N.S. shooting inquiry: Bureaucracy and muddled advice in RCMP’s search for helicopter


The inquiry investigating the Nova Scotia mass shooting has released new details about the Mounties’ scramble to find an aircraft to track down the killer on the night of April 18, 2020.

Documents released Thursday show RCMP commanders were beset by bureaucratic hurdles and muddled advice before they eventually found a helicopter. But the mission the next day was marred by technical glitches that left its crew one step behind the killer’s progress.

Early in their 13-hour manhunt for the shooter, the Mounties requested the use of an RCMP helicopter. But it was grounded for maintenance, the inquiry has heard. Meanwhile, the RCMP’s fixed-wing aircraft for the Atlantic region was also unavailable. Staff shortages stemming from COVID-19 restrictions had prolonged its annual maintenance in Moncton, N.B.

That bad news was confirmed to RCMP commanders at 11:16 p.m., just over an hour after a man disguised as a Mountie and driving a replica RCMP cruiser started killing neighbours and strangers in Portapique, N.S., about 130 kilometres north of Halifax.

In all, the killer fatally shot 13 people and set fire to several homes in the subdivision. He later escaped on a little-used back road. Early the next day, he resumed his rampage, murdering another nine people before he was shot dead by two Mounties at a gas station.

The inquiry has heard the Mounties wanted an aircraft with an infrared sensor that could pick up the heat signature of a human body because the suspect could have been hiding in one of the subdivision’s dark, wooded lots.

Their first call was to the Joint Rescue Co-ordination Centre (JRCC) in Halifax, which handles military and coast guard search-and-rescue operations. But they hit a snag when the Mounties were told the JRCC’s aircraft could not be deployed to look for an active shooter.

On a subsequent call, however, the Mounties learned the military could provide an aircraft, but the request had to go through official channels.

“That request has to go from the RCMP through the province to the federal government,” an unidentified official is quoted as saying that night. “I know it sounds convoluted, but that’s just the only way we can do it.”

The process was started but wasn’t completed.

Meanwhile, the Mounties also looked into chartering a civilian aircraft or borrowing one from the federal Fisheries Department or Transport Canada. And there was talk about getting an RCMP aircraft from Montreal or Ontario. Again, those options did not pan out.

At 3:15 a.m., the RCMP asked Nova Scotia’s Department of Lands and Forestry if one of the department’s four helicopters was available, even though none of them was equipped with Forward-Looking Infrared Radar (FLIR).

Though a helicopter was available, it was restricted to flying in the daytime and could not take off before 6 a.m. With no other options, the Mounties made the arrangements.

With pilot Ken Corkum at the controls, the Airbus H125 helicopter arrived over Portapique at 8:47 a.m., according to a summary of evidence, known as a foundational document. Also aboard was an RCMP spotter.

Though the weather was clear, the mission did not go smoothly.

There was confusion over the use of radio channels. The Mounties wanted Corkum to use encrypted channels to ensure the killer couldn’t monitor their messages.

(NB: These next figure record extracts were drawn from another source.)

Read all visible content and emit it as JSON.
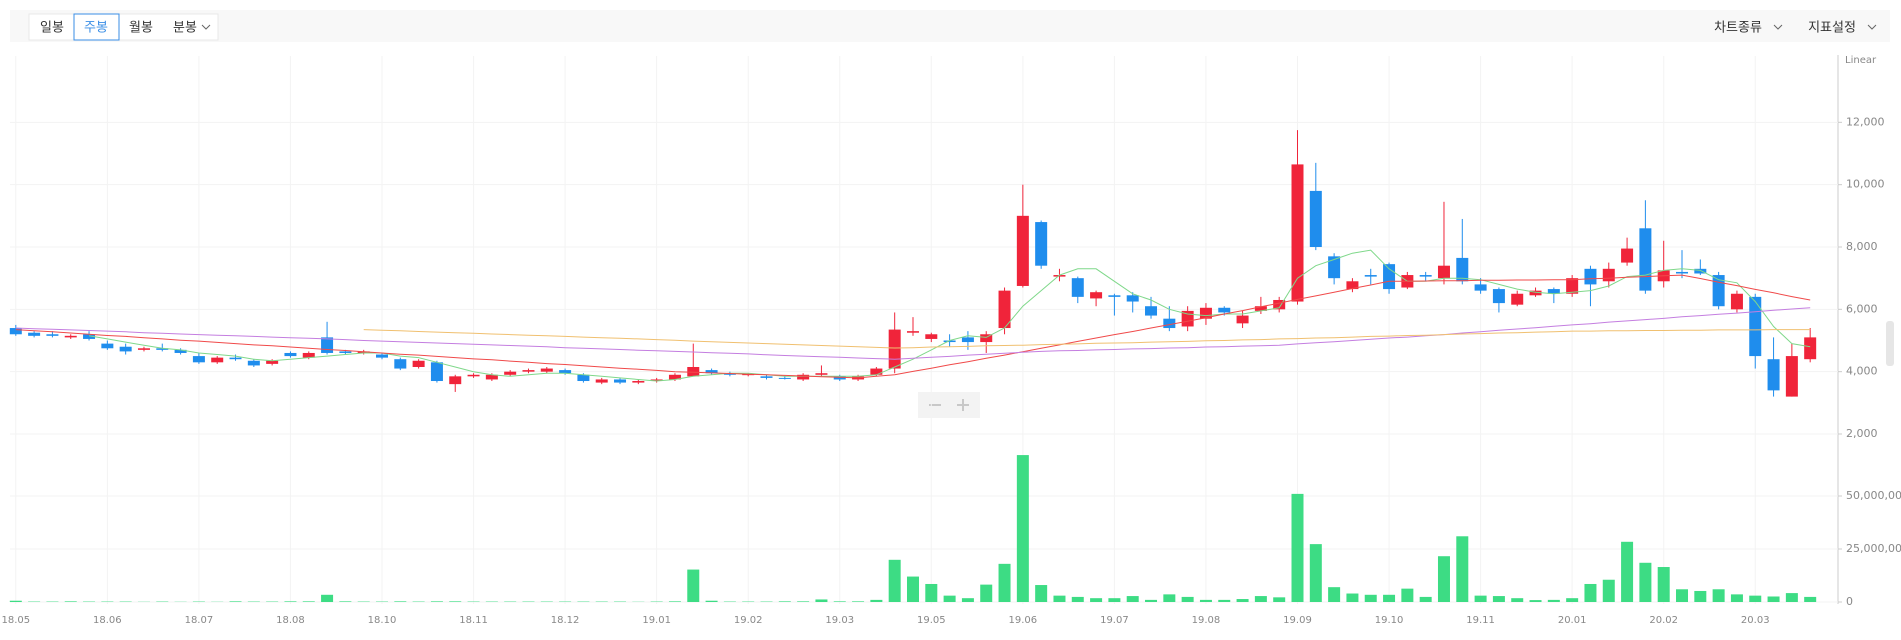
{
  "toolbar": {
    "periods": [
      "일봉",
      "주봉",
      "월봉",
      "분봉"
    ],
    "active": 1,
    "menus": [
      "차트종류",
      "지표설정"
    ]
  },
  "chart_data": [
    {
      "type": "candlestick",
      "scale_label": "Linear",
      "up_color": "#f0243a",
      "down_color": "#1f8ded",
      "open": [
        5400,
        5250,
        5200,
        5100,
        5200,
        4900,
        4800,
        4700,
        4750,
        4700,
        4500,
        4300,
        4450,
        4350,
        4250,
        4600,
        4450,
        5100,
        4650,
        4600,
        4550,
        4400,
        4150,
        4300,
        3600,
        3850,
        3750,
        3900,
        4000,
        4000,
        4050,
        3900,
        3650,
        3750,
        3650,
        3700,
        3750,
        3850,
        4050,
        3950,
        3900,
        3850,
        3800,
        3750,
        3900,
        3850,
        3750,
        3900,
        4100,
        5250,
        5050,
        5000,
        5100,
        4950,
        5400,
        6750,
        8800,
        7050,
        7000,
        6350,
        6450,
        6450,
        6100,
        5700,
        5450,
        5700,
        6050,
        5550,
        5950,
        6000,
        6250,
        9800,
        7700,
        6650,
        7100,
        7450,
        6700,
        7100,
        7000,
        7650,
        6800,
        6650,
        6150,
        6450,
        6650,
        6500,
        7300,
        6900,
        7500,
        8600,
        6900,
        7200,
        7300,
        7100,
        6000,
        6400,
        4400,
        3200,
        4400
      ],
      "high": [
        5500,
        5300,
        5300,
        5200,
        5300,
        5000,
        4900,
        4800,
        4900,
        4750,
        4600,
        4500,
        4550,
        4400,
        4400,
        4650,
        4650,
        5600,
        4700,
        4700,
        4600,
        4450,
        4400,
        4350,
        3900,
        3950,
        3950,
        4050,
        4100,
        4150,
        4100,
        3950,
        3800,
        3800,
        3750,
        3800,
        3950,
        4900,
        4100,
        4000,
        3950,
        3900,
        3850,
        3950,
        4200,
        3900,
        3900,
        4150,
        5900,
        5750,
        5250,
        5200,
        5300,
        5300,
        6700,
        10000,
        8850,
        7300,
        7050,
        6600,
        6500,
        6550,
        6400,
        6100,
        6100,
        6200,
        6100,
        5950,
        6400,
        6400,
        11750,
        10700,
        7800,
        7000,
        7300,
        7500,
        7200,
        7200,
        9450,
        8900,
        7000,
        6700,
        6600,
        6700,
        6700,
        7100,
        7400,
        7500,
        8300,
        9500,
        8200,
        7900,
        7600,
        7200,
        6600,
        6500,
        5100,
        4900,
        5400
      ],
      "low": [
        5150,
        5100,
        5100,
        5050,
        5000,
        4700,
        4550,
        4650,
        4650,
        4550,
        4250,
        4250,
        4350,
        4150,
        4200,
        4450,
        4400,
        4550,
        4550,
        4550,
        4400,
        4050,
        4100,
        3650,
        3350,
        3800,
        3700,
        3850,
        3950,
        3950,
        3900,
        3650,
        3600,
        3600,
        3600,
        3650,
        3700,
        3850,
        3900,
        3850,
        3850,
        3750,
        3750,
        3700,
        3850,
        3700,
        3700,
        3850,
        3950,
        5150,
        4950,
        4800,
        4700,
        4600,
        5200,
        6700,
        7300,
        6900,
        6200,
        6100,
        5800,
        5900,
        5700,
        5300,
        5300,
        5500,
        5800,
        5400,
        5850,
        5900,
        6150,
        7900,
        6800,
        6550,
        6800,
        6500,
        6650,
        6900,
        6800,
        6800,
        6500,
        5900,
        6100,
        6400,
        6200,
        6400,
        6100,
        6700,
        7400,
        6500,
        6700,
        7000,
        7100,
        6000,
        5900,
        4100,
        3200,
        3200,
        4300
      ],
      "close": [
        5200,
        5150,
        5150,
        5150,
        5050,
        4750,
        4650,
        4750,
        4700,
        4600,
        4300,
        4450,
        4400,
        4200,
        4350,
        4500,
        4600,
        4600,
        4600,
        4650,
        4450,
        4100,
        4350,
        3700,
        3850,
        3900,
        3900,
        4000,
        4050,
        4100,
        3950,
        3700,
        3750,
        3650,
        3700,
        3750,
        3900,
        4150,
        3950,
        3900,
        3920,
        3800,
        3780,
        3900,
        3950,
        3750,
        3850,
        4100,
        5350,
        5300,
        5200,
        4950,
        4950,
        5200,
        6600,
        9000,
        7400,
        7100,
        6400,
        6550,
        6400,
        6250,
        5800,
        5400,
        5950,
        6050,
        5900,
        5800,
        6100,
        6300,
        10650,
        8000,
        7000,
        6900,
        7050,
        6650,
        7100,
        7050,
        7400,
        6900,
        6600,
        6200,
        6500,
        6600,
        6500,
        7000,
        6800,
        7300,
        7950,
        6600,
        7250,
        7150,
        7150,
        6100,
        6500,
        4500,
        3400,
        4500,
        5100
      ],
      "lines": [
        {
          "color": "#7fd88a",
          "values": [
            null,
            null,
            null,
            null,
            5150,
            5050,
            4950,
            4850,
            4750,
            4700,
            4600,
            4550,
            4500,
            4400,
            4350,
            4400,
            4450,
            4500,
            4550,
            4600,
            4600,
            4500,
            4450,
            4300,
            4150,
            4000,
            3900,
            3850,
            3900,
            3950,
            3950,
            3900,
            3850,
            3800,
            3750,
            3700,
            3750,
            3850,
            3900,
            3950,
            3950,
            3900,
            3850,
            3850,
            3850,
            3850,
            3850,
            3900,
            4150,
            4400,
            4700,
            5000,
            5150,
            5100,
            5400,
            6100,
            6600,
            7100,
            7300,
            7300,
            6900,
            6500,
            6300,
            6000,
            5850,
            5800,
            5850,
            5850,
            5950,
            6050,
            7000,
            7400,
            7600,
            7800,
            7900,
            7300,
            6900,
            6900,
            7000,
            7000,
            6950,
            6800,
            6650,
            6550,
            6500,
            6550,
            6600,
            6750,
            7050,
            7100,
            7250,
            7300,
            7250,
            6950,
            6850,
            6250,
            5450,
            4900,
            4800
          ]
        },
        {
          "color": "#f04a4a",
          "values": [
            5350,
            5310,
            5280,
            5240,
            5200,
            5160,
            5130,
            5090,
            5050,
            5010,
            4980,
            4940,
            4900,
            4860,
            4830,
            4790,
            4750,
            4710,
            4680,
            4640,
            4600,
            4560,
            4530,
            4490,
            4450,
            4410,
            4380,
            4340,
            4300,
            4260,
            4230,
            4190,
            4150,
            4110,
            4080,
            4040,
            4000,
            3980,
            3960,
            3940,
            3920,
            3900,
            3880,
            3860,
            3840,
            3820,
            3800,
            3850,
            3900,
            4010,
            4110,
            4220,
            4320,
            4430,
            4530,
            4640,
            4750,
            4860,
            4970,
            5080,
            5190,
            5290,
            5400,
            5510,
            5620,
            5730,
            5850,
            5960,
            6080,
            6200,
            6320,
            6430,
            6550,
            6670,
            6780,
            6900,
            6900,
            6910,
            6920,
            6920,
            6930,
            6930,
            6940,
            6940,
            6950,
            6950,
            6980,
            7000,
            7030,
            7050,
            7080,
            7100,
            6990,
            6870,
            6760,
            6640,
            6530,
            6410,
            6300
          ]
        },
        {
          "color": "#c47ee0",
          "values": [
            5400,
            5380,
            5360,
            5340,
            5320,
            5300,
            5280,
            5250,
            5230,
            5210,
            5190,
            5170,
            5150,
            5130,
            5110,
            5090,
            5070,
            5050,
            5030,
            5000,
            4980,
            4960,
            4940,
            4920,
            4900,
            4880,
            4860,
            4840,
            4820,
            4800,
            4770,
            4750,
            4730,
            4710,
            4690,
            4670,
            4650,
            4630,
            4610,
            4590,
            4570,
            4540,
            4520,
            4500,
            4480,
            4460,
            4440,
            4420,
            4400,
            4430,
            4460,
            4490,
            4530,
            4560,
            4590,
            4620,
            4650,
            4670,
            4680,
            4700,
            4710,
            4730,
            4740,
            4760,
            4770,
            4790,
            4800,
            4820,
            4830,
            4850,
            4890,
            4930,
            4960,
            5000,
            5040,
            5080,
            5110,
            5150,
            5190,
            5240,
            5280,
            5330,
            5370,
            5410,
            5460,
            5500,
            5540,
            5590,
            5630,
            5670,
            5710,
            5760,
            5800,
            5840,
            5880,
            5920,
            5970,
            6010,
            6050
          ]
        },
        {
          "color": "#f0c070",
          "values": [
            null,
            null,
            null,
            null,
            null,
            null,
            null,
            null,
            null,
            null,
            null,
            null,
            null,
            null,
            null,
            null,
            null,
            null,
            null,
            5350,
            5330,
            5310,
            5290,
            5270,
            5250,
            5230,
            5210,
            5190,
            5170,
            5150,
            5130,
            5110,
            5090,
            5070,
            5050,
            5030,
            5010,
            4980,
            4960,
            4940,
            4920,
            4900,
            4880,
            4860,
            4840,
            4820,
            4800,
            4780,
            4760,
            4770,
            4790,
            4800,
            4810,
            4830,
            4840,
            4850,
            4870,
            4880,
            4890,
            4910,
            4920,
            4930,
            4950,
            4960,
            4970,
            4990,
            5000,
            5020,
            5030,
            5050,
            5060,
            5080,
            5090,
            5110,
            5130,
            5140,
            5160,
            5170,
            5190,
            5210,
            5220,
            5240,
            5250,
            5270,
            5280,
            5300,
            5300,
            5310,
            5310,
            5320,
            5320,
            5330,
            5330,
            5340,
            5340,
            5340,
            5350,
            5350,
            5350
          ]
        }
      ],
      "ylim": [
        2000,
        14000
      ],
      "yticks": [
        {
          "value": 2000,
          "label": "2,000"
        },
        {
          "value": 4000,
          "label": "4,000"
        },
        {
          "value": 6000,
          "label": "6,000"
        },
        {
          "value": 8000,
          "label": "8,000"
        },
        {
          "value": 10000,
          "label": "10,000"
        },
        {
          "value": 12000,
          "label": "12,000"
        }
      ],
      "grid": true
    },
    {
      "type": "bar",
      "color": "#3ddc84",
      "categories": [
        "18.05",
        null,
        null,
        null,
        null,
        "18.06",
        null,
        null,
        null,
        null,
        "18.07",
        null,
        null,
        null,
        null,
        "18.08",
        null,
        null,
        null,
        null,
        "18.10",
        null,
        null,
        null,
        null,
        "18.11",
        null,
        null,
        null,
        null,
        "18.12",
        null,
        null,
        null,
        null,
        "19.01",
        null,
        null,
        null,
        null,
        "19.02",
        null,
        null,
        null,
        null,
        "19.03",
        null,
        null,
        null,
        null,
        "19.05",
        null,
        null,
        null,
        null,
        "19.06",
        null,
        null,
        null,
        null,
        "19.07",
        null,
        null,
        null,
        null,
        "19.08",
        null,
        null,
        null,
        null,
        "19.09",
        null,
        null,
        null,
        null,
        "19.10",
        null,
        null,
        null,
        null,
        "19.11",
        null,
        null,
        null,
        null,
        "20.01",
        null,
        null,
        null,
        null,
        "20.02",
        null,
        null,
        null,
        null,
        "20.03",
        null,
        null,
        null
      ],
      "values": [
        600000,
        200000,
        200000,
        300000,
        200000,
        200000,
        200000,
        100000,
        200000,
        100000,
        200000,
        100000,
        300000,
        200000,
        200000,
        300000,
        300000,
        3400000,
        300000,
        200000,
        200000,
        300000,
        200000,
        300000,
        300000,
        200000,
        200000,
        200000,
        200000,
        200000,
        200000,
        200000,
        200000,
        200000,
        100000,
        200000,
        300000,
        15300000,
        600000,
        200000,
        200000,
        200000,
        300000,
        300000,
        1200000,
        300000,
        300000,
        1000000,
        19900000,
        12000000,
        8500000,
        3000000,
        1800000,
        8200000,
        18000000,
        69300000,
        8000000,
        3000000,
        2400000,
        1800000,
        1800000,
        2800000,
        1000000,
        3600000,
        2400000,
        1000000,
        1000000,
        1400000,
        2800000,
        2200000,
        51000000,
        27300000,
        7000000,
        4000000,
        3400000,
        3400000,
        6300000,
        2400000,
        21600000,
        31000000,
        3000000,
        2800000,
        1800000,
        900000,
        1000000,
        1800000,
        8500000,
        10500000,
        28400000,
        18500000,
        16500000,
        6000000,
        5200000,
        6000000,
        3600000,
        3000000,
        2600000,
        4200000,
        2400000
      ],
      "ylim": [
        0,
        75000000
      ],
      "yticks": [
        0,
        {
          "value": 25000000,
          "label": "25,000,000"
        },
        {
          "value": 50000000,
          "label": "50,000,000"
        }
      ],
      "grid": true
    }
  ]
}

But Corkum was initially unaware his radio had that capability. And when he realized those channels were available, they didn’t seem to work for him.

At 9:48 a.m., the RCMP received a 911 call from a couple in Glenholme, N.S., where the killer had just approached their home with a rifle in hand. After knocking on the door and ringing the doorbell, he left only two minutes later at 9:50 a.m.

Less than two minutes after that, Corkum was told of the sighting, but the RCMP officer who alerted him, Staff Sgt. Kevin Surette, had trouble relaying the co-ordinates when the pilot failed to respond. By 9:55 a.m., the helicopter was still 2.8 kilometres south of the home and the killer was gone.

Adding to the confusion was Surette’s warning that the armed suspect was still in the house on the second floor.

“This information was incorrect,” the document says. “It was the resident of the property, Adam Fisher, who was armed and present within the residence.”

When more shootings were reported in nearby Debert, N.S., the helicopter arrived minutes later. But there was a series of radio problems, no sightings, and then it was time for a refuelling stop.

It was during that stopover that RCMP Const. Chad Morrison was wounded by the gunman in Shubenacadie, N.S.

By the time the helicopter arrived overhead at 11:13 a.m., the gunman had fatally shot Const. Heidi Stevenson and fled in a stolen car.

Corkum was told to fly south toward Milford, N.S., but he had to land in a farmer’s field because the RCMP constable aboard was airsick.

The helicopter later arrived over a gas station in Enfield, N.S., one minute after the killer was shot dead at 11:26 a.m.